Brazil (1985)

reviewed by
Craig Good


                            THE BATTLE OF BRAZIL
                         A book review by Craig Good
                          Copyright 1987 Craig Good

I know it's out of the ordinary to have a book review in this newsgroup. THE BATTLE OF BRAZIL, Jack Mathews's book about Terry Gilliam's struggle with Hollywood to release his film, is an extraordinary book. It chronicles in frightening detail what it is like to deal with the big studio system and how, just this once, the Director won.

Life imitated art when Gilliam's masterpiece of fantasy and dehumanizing bureaucracy fell into the fell clutches of a lawyer cum studio exec, Sid Sheinberg (Hint: It was Sheinberg's idea to replace the symphonic Jerry Goldsmith score for LEGEND with syntho-pop Tangerine Dream music). There it sat at Universal, perhaps the most Orwellian, overgrown, Big Hollywood Studio of them all, and they didn't know what to do with it.
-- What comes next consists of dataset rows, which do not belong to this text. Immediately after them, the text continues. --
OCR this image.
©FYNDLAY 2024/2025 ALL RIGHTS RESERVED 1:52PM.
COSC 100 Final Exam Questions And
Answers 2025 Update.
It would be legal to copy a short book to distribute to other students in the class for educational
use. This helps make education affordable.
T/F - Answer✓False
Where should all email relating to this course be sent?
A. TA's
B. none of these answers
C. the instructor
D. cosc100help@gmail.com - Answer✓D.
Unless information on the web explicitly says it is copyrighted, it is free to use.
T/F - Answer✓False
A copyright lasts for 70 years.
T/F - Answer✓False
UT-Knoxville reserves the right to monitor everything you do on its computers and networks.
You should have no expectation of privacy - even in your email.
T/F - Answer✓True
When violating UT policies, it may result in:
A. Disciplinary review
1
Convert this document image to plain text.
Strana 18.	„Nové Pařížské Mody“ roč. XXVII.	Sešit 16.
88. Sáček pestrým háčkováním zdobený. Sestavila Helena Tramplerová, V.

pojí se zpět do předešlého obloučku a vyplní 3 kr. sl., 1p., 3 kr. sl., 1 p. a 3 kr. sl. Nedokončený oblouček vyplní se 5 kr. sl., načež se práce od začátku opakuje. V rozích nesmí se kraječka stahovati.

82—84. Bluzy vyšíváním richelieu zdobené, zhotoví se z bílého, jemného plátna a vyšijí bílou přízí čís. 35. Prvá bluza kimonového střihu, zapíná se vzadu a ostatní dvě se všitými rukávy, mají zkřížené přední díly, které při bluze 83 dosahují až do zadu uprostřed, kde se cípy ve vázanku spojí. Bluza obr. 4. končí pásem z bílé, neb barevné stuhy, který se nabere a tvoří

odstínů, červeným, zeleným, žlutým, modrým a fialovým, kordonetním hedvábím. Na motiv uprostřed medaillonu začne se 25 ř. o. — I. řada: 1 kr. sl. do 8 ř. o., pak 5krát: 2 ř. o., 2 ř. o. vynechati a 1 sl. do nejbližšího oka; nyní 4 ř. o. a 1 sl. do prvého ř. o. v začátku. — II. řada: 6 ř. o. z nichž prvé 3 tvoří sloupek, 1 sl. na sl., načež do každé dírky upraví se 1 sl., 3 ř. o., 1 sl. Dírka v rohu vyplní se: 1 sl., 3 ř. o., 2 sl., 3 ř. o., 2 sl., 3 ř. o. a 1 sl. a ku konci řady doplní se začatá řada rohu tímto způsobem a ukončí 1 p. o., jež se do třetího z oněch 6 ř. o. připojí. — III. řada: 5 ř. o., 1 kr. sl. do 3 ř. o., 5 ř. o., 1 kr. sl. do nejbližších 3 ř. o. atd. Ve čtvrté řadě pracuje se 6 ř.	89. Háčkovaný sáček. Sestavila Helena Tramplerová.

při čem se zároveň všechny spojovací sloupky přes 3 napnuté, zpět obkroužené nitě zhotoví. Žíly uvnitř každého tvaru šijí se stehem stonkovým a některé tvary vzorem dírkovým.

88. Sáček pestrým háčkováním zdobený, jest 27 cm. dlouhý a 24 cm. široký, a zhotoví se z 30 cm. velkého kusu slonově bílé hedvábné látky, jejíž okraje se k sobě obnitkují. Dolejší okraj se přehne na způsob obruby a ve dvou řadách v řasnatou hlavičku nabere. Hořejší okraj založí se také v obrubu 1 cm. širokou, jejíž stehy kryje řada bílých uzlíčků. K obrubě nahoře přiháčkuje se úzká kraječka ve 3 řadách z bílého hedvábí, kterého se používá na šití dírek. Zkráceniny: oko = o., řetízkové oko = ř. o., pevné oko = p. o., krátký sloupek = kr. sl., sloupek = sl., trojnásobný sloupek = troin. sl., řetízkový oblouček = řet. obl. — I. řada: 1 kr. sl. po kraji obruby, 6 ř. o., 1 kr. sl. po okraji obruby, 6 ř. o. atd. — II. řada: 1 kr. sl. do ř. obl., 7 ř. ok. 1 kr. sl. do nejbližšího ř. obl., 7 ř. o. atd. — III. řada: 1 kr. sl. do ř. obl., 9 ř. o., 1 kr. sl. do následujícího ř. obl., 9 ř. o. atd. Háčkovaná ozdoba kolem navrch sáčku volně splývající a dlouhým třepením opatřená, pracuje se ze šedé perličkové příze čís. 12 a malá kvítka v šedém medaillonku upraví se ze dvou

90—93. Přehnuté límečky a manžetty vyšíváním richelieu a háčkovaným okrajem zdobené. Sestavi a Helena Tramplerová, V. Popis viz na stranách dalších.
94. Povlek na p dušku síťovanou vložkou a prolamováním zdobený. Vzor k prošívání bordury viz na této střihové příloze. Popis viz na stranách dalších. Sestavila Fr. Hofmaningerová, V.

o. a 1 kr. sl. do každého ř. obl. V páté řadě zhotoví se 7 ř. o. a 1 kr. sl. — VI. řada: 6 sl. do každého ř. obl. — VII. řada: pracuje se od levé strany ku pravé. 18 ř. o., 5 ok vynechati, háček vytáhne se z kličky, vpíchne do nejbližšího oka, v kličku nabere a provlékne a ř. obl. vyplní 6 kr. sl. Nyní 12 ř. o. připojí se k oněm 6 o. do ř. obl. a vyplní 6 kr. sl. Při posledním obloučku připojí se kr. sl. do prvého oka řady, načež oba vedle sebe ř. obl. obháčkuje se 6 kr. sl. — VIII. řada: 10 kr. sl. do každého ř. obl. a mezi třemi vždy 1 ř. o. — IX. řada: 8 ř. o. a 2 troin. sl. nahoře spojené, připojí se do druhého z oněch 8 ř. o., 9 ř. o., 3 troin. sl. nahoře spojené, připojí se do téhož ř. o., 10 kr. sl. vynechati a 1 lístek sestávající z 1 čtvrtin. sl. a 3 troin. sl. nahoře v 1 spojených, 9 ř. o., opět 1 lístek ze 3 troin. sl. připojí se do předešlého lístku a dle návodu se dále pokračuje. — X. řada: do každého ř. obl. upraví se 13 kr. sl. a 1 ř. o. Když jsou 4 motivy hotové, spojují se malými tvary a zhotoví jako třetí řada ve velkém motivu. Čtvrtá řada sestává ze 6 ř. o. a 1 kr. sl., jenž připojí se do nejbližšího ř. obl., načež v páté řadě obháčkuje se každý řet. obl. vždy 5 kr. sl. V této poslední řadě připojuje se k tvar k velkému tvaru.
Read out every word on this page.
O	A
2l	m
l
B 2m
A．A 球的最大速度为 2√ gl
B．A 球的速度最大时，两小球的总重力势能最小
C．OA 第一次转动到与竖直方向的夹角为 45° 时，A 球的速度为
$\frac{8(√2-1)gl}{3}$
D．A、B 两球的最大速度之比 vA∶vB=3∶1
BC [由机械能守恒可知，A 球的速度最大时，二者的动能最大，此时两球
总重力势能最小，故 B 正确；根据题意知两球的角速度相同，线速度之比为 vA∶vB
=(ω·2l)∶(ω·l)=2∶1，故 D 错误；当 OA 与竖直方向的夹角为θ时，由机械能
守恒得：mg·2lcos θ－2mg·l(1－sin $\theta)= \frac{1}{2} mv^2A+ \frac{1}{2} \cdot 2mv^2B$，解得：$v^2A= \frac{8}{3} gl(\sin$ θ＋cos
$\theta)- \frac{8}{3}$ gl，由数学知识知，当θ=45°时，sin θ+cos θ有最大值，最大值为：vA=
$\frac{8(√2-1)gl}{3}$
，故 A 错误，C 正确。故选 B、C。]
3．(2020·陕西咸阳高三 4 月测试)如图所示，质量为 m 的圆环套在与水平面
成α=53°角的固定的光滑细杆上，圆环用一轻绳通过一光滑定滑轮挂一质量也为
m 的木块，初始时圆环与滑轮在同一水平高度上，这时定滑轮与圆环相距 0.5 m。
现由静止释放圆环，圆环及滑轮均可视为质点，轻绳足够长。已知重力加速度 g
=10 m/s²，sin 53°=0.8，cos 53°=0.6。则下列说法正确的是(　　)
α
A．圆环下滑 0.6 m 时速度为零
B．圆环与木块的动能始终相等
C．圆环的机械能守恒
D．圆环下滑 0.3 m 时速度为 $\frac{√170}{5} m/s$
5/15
What they tried (and almost succeeded) to do with it was turn BRAZIL into a confused, bland, happy-ending romantic comedy. One of the best features of the book is a complete, annotated script. Many of the notes explain what changes were made for the Universal version. Chilling. Absolutely chilling. Illustrative are a few of the alternate titles sent by Universal to Gilliam (who figured they must have a drawer of unused movie titles somewhere). I'm not making these up, and they're all at least this bad:

             If Osmosis, Who Are You?
             What a Future!
             The Ball Bearing Electro Memory Circuit Buster
             Lords of the Files
             Explanada Fortunata Is Not My Real Name
             Disconnected Parties
             Day Dreams and Night Tripper
             Nude Descending Bathroom Scale
             This Escalator Doesn't Stop At Your Station
             Blank/Blank
             The Girl in the House on the Truck That's on Fire
             Gnu Yak, Gnu Yak, and Other Bestial Places

This constitutes the best evidence I've ever seen for rampant drug abuse in Hollywood. Film buffs and people who appreciate Gilliam's brilliant vision will devour THE BATTLE OF BRAZIL with a passion. And it even has a happy ending.